Glossaries

Data Glossary

Controlled vocabularies

Standardised sets of terms or phrases used to ensure consistency and accuracy in categorising and retrieving information.

Data cleaning

The process of identifying and correcting errors, inconsistencies, and inaccuracies in a dataset to improve its quality and reliability.

Data harmonisation

The process of integrating and standardising data from different sources or formats to ensure consistency and compatibility for analysis or other purposes.

Data models

Abstract representations defining the structure, relationships, and constraints of data within a system or database.

Enrichment

The process of enhancing or augmenting existing data with additional information to improve its quality, usability, or value.

Graph database

A database structured around graph theory, where data entities are represented as nodes and their relationships as edges, facilitating complex and interconnected data querying.

ID

Identification or identifier used to uniquely distinguish an entity within a system.

Normalisation

The process of organising data in a database to reduce redundancy and dependency by dividing large tables into smaller ones and defining relationships between them.

Relational database

A type of database management system (DBMS) organised around tables and relationships, adhering to the principles of the relational model.

Programming glossary

Code

Code is like a set of instructions that tells the computer what to do. It’s similar to a recipe for the computer. The instructions for a specific task may very according to the programming language you use, that is why you also usually specify the language you are using (e.g. “Python code”).

csv

CSV (coma separated values) is a way to store information, like making lists. It’s a simple way to organize data, like names and ages, using commas. A file containing data organised in this way, has usually the extention “.csv”. Even if the word “coma” is present in the acronym, data can be also separated by other symbols such as “;” or “:” and still be contained in a .csv file.

DataFrame

A DataFrame is a Python object included in the pandas library. It is basically a table where information is organised in rows and columns. Every DataFrame row has an index that can be either a numeric value or a string (i.e. a label)

Initialisation

Initialise basically means getting things ready. It’s the starting point before using something in a program. Initialising a variable, in particular, means assigning a value to it for the first time:

# We initialise the variable name and age for the first time with a string (a word) and a number
name = 'Stefano'
age = 28

Library

See package

Loop

A loop is like a computer doing something over and over again. It’s a way to repeat a task multiple times.

Object

An object is like a thing in the computer’s world.
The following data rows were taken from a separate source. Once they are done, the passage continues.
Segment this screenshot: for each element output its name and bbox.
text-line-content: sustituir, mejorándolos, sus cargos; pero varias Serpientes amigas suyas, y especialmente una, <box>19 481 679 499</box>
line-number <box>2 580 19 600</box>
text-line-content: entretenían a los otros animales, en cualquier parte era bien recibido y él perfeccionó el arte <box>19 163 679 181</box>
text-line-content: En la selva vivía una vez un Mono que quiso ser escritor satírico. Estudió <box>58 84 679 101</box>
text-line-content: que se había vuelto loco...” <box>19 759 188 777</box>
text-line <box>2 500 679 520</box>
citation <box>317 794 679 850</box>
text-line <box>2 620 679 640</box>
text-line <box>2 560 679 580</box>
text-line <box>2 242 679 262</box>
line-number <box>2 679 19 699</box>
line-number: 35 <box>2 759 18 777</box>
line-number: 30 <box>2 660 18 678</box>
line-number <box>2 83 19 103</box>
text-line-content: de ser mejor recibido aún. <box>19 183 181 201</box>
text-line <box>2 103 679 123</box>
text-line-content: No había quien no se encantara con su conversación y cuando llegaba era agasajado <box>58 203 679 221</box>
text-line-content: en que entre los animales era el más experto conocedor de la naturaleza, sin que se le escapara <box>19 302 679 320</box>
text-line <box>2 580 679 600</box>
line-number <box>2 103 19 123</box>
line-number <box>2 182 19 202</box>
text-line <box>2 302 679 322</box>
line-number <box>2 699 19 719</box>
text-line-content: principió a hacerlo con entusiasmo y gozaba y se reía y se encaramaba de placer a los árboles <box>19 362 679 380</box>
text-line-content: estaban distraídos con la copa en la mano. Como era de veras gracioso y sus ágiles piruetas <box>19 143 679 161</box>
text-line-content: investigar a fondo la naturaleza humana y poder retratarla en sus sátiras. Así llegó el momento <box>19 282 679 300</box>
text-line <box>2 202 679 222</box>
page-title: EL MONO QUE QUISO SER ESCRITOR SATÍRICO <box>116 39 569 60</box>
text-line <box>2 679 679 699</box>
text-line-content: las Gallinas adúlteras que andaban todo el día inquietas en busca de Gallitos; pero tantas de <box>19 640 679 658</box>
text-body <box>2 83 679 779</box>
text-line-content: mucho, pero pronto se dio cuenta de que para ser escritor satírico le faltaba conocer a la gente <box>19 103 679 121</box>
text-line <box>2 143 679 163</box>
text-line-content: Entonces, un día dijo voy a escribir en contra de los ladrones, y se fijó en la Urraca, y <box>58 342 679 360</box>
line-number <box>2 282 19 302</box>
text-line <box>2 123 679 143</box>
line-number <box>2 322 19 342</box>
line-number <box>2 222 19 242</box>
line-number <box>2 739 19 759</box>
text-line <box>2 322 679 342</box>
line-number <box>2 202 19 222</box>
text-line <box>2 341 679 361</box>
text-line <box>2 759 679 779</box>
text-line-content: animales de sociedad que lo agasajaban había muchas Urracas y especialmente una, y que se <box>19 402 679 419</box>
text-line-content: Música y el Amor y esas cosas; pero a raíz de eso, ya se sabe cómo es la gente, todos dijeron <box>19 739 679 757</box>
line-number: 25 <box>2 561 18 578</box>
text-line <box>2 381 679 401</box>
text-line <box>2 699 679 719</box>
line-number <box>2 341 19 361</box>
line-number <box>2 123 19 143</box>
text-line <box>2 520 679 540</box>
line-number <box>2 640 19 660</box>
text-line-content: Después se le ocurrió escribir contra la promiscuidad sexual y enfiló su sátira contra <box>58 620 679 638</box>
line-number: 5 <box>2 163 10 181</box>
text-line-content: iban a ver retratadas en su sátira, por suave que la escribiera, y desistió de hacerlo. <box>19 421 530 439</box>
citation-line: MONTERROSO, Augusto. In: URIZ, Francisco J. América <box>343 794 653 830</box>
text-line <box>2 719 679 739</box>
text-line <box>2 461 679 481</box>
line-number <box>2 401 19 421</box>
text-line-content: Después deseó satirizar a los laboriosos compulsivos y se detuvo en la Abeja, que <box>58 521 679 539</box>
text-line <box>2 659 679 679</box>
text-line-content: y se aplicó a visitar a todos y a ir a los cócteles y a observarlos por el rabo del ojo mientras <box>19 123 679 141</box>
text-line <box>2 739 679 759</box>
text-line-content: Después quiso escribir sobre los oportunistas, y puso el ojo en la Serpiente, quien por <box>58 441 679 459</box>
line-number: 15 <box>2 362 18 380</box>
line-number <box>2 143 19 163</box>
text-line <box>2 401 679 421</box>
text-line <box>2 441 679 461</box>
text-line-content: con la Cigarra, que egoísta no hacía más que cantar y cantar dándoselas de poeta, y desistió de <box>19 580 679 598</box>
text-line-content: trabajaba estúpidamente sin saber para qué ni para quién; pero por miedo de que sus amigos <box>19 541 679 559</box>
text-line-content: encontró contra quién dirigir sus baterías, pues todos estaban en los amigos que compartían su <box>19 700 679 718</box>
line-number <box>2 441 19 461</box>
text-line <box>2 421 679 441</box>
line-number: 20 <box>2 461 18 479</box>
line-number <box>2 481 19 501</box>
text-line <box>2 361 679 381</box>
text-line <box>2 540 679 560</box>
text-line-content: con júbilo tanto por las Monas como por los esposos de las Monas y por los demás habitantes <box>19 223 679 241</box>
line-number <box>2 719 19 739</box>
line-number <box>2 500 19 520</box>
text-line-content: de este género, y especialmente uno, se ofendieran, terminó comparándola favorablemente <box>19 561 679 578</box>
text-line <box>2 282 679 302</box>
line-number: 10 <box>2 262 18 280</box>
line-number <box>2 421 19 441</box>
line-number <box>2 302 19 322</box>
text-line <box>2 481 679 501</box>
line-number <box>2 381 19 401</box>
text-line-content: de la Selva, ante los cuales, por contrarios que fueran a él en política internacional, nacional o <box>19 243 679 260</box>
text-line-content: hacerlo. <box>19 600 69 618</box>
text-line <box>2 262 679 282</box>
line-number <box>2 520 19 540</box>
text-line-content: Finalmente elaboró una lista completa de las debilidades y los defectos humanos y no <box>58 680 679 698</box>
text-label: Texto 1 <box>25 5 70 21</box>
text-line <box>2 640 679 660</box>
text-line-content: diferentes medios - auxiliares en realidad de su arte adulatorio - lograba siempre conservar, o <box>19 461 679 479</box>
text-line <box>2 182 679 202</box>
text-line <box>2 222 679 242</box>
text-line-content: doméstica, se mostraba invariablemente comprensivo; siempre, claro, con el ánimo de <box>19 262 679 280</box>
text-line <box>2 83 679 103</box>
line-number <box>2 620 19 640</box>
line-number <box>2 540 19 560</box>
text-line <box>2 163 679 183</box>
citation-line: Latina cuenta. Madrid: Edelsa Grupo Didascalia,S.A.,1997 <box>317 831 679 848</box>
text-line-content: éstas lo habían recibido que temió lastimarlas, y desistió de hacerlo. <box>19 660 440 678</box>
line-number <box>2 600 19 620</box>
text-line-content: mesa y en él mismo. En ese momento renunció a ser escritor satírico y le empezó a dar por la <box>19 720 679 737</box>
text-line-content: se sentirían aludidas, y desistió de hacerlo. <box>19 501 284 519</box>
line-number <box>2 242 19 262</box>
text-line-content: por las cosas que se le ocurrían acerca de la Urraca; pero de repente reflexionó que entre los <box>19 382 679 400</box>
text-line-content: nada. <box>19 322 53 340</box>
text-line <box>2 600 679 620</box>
It has characteristics and things it can do. For example, a dog can have a name and bark.

Package

A library or package is like a toolbox with ready-made tools. It’s a collection of helpful code (objects and functions) that programmers can use to make their work easier. Packages are made by the programming community and are usually organised according to certain specific tasks. You may find packages specific for time series analysis, text analysis, satellite image analysis, etc. The advantage of using a package is that you do not have to spend time and energy in finding solutions to problems already tackled by other people. Packages do not usually come automatically with the basic programming language installation (so to optimize space), but need to first be downloaded and imported. You may think at packages as building tools. Downloading a package would be similar to buying them from the shop and importing them is similar to get them ready to work (you do not need all your tools ALL the time for ANY house job, right?)

Series

A Series is a DataFrame with a single column. Like DataFrames, a Series is an object belonging to the pandas library. Series rows, like in a DataFrame, have indices that can be either values or labels.

Variable

A variable is like a box where you can keep and change information. It is a container for numbers or words.